Srinivasa Raghavan - University of Maryland


Friday, May 17, 2024 - 11:00am


ESB 1001


Colloidal Design at the Nano, Micro, and Macro Scales: Materials that Can Move, Morph, Protect and Heal
Our laboratory seeks to engineer colloidal building blocks (polymers, surfactants, and particles) into a variety of functional fluids and soft materials. Our work extends across the length scales. Many of our systems are ‘smart’, i.e., their properties can be tuned by an external stimulus.
  • At the nanoscale, we study molecular self-assembly into micelles, vesicles, and tubules. In addition, we have created self-assembling biopolymers that convert liquid blood into a gel; thereby, these ‘hemostatic’ materials stop bleeding from injuries. This research has resulted in a commercial product (Rapid-Seal Wound Gel) that is available across the USA.
  • At the microscale, we create polymer capsules inspired by the architecture of biological cells or tissues. Examples include: capsules with many inner compartments; onion-like capsules with multiple layers; capsules that move in water in the presence of a chemical fuel; and capsules that act as ‘miniature factories’, synthesizing products on-demand.
  • At the macroscale, we make hydrogels with unusual properties. Examples include: gels that can protect a delicate object from impact, and ‘gel-sheets’ that  absorb more water than cloth or paper towels. We have also found a way to adhere gels to tissues by applying a low electric field, which may enable surgeries to be performed without sutures.

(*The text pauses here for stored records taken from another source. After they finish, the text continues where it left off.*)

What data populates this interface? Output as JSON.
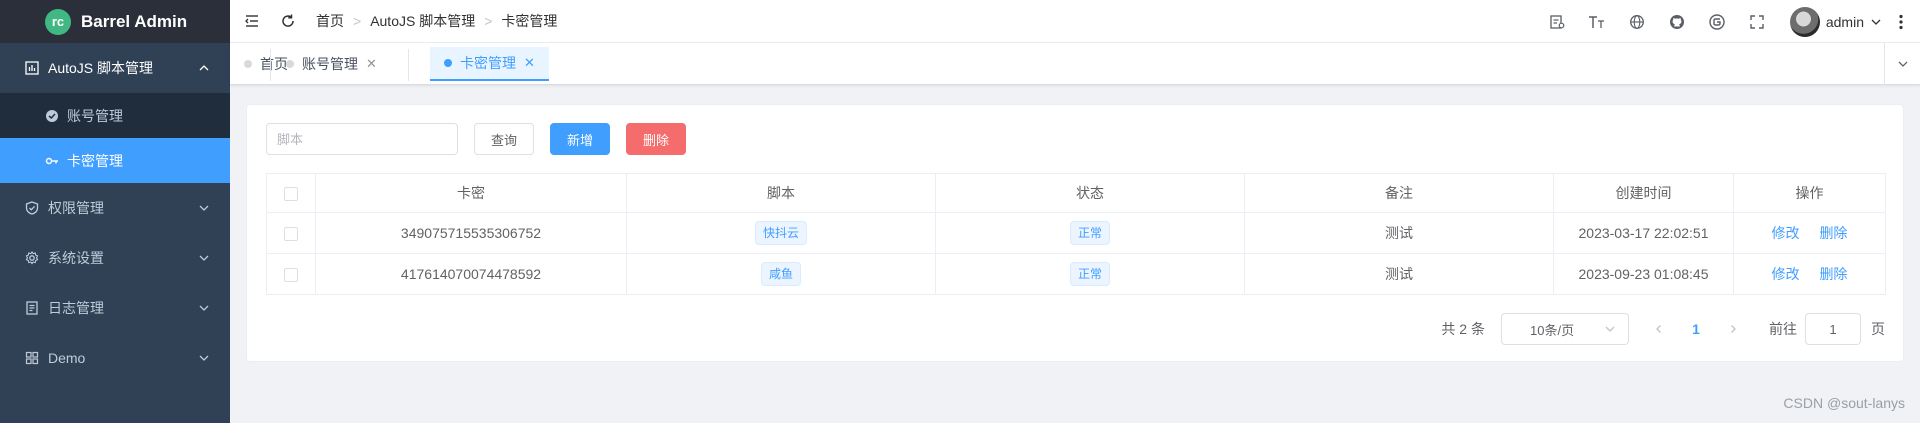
{
  "app": {
    "title": "Barrel Admin",
    "logo_glyph": "rc"
  },
  "sidebar": {
    "items": [
      {
        "label": "AutoJS 脚本管理",
        "icon": "chart-icon",
        "open": true,
        "children": [
          {
            "label": "账号管理",
            "icon": "account-icon",
            "active": false
          },
          {
            "label": "卡密管理",
            "icon": "key-icon",
            "active": true
          }
        ]
      },
      {
        "label": "权限管理",
        "icon": "shield-icon"
      },
      {
        "label": "系统设置",
        "icon": "gear-icon"
      },
      {
        "label": "日志管理",
        "icon": "log-icon"
      },
      {
        "label": "Demo",
        "icon": "grid-icon"
      }
    ]
  },
  "navbar": {
    "breadcrumb": [
      "首页",
      "AutoJS 脚本管理",
      "卡密管理"
    ],
    "tools": [
      "screenshot-icon",
      "font-size-icon",
      "language-icon",
      "github-icon",
      "gitee-icon",
      "fullscreen-icon"
    ],
    "user": "admin"
  },
  "tabs": [
    {
      "label": "首页",
      "closable": false,
      "active": false
    },
    {
      "label": "账号管理",
      "closable": true,
      "active": false
    },
    {
      "label": "卡密管理",
      "closable": true,
      "active": true
    }
  ],
  "toolbar": {
    "search_placeholder": "脚本",
    "query_label": "查询",
    "add_label": "新增",
    "delete_label": "删除"
  },
  "table": {
    "columns": [
      "卡密",
      "脚本",
      "状态",
      "备注",
      "创建时间",
      "操作"
    ],
    "rows": [
      {
        "card": "349075715535306752",
        "script": "快抖云",
        "status": "正常",
        "remark": "测试",
        "created": "2023-03-17 22:02:51"
      },
      {
        "card": "417614070074478592",
        "script": "咸鱼",
        "status": "正常",
        "remark": "测试",
        "created": "2023-09-23 01:08:45"
      }
    ],
    "edit_label": "修改",
    "delete_label": "删除"
  },
  "pagination": {
    "total_text": "共 2 条",
    "page_size": "10条/页",
    "current_page": "1",
    "goto_label": "前往",
    "goto_value": "1",
    "page_unit": "页"
  },
  "watermark": "CSDN @sout-lanys",
  "colors": {
    "primary": "#409eff",
    "danger": "#f56c6c",
    "sidebar_bg": "#304156",
    "sidebar_active": "#409eff"
  }
}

Bio: Srinivasa (Srini) Raghavan received his B.Tech. and Ph.D. in Chemical Engineering from the Indian Institute of Technology, Madras, and North Carolina State University, respectively. His research has resulted in more than 200 publications and 20 patents, which have been cited more than 18,000 times (hindex of 74). At UMD, he has been recognized both for his teaching and his research, including being designated a Distinguished Scholar-Teacher in 2017. He has been a four-time nominee for a UMD Invention of the Year and won this award in 2009 and 2022. He is also the scientific co-founder of four startup companies based on technologies invented in his laboratory.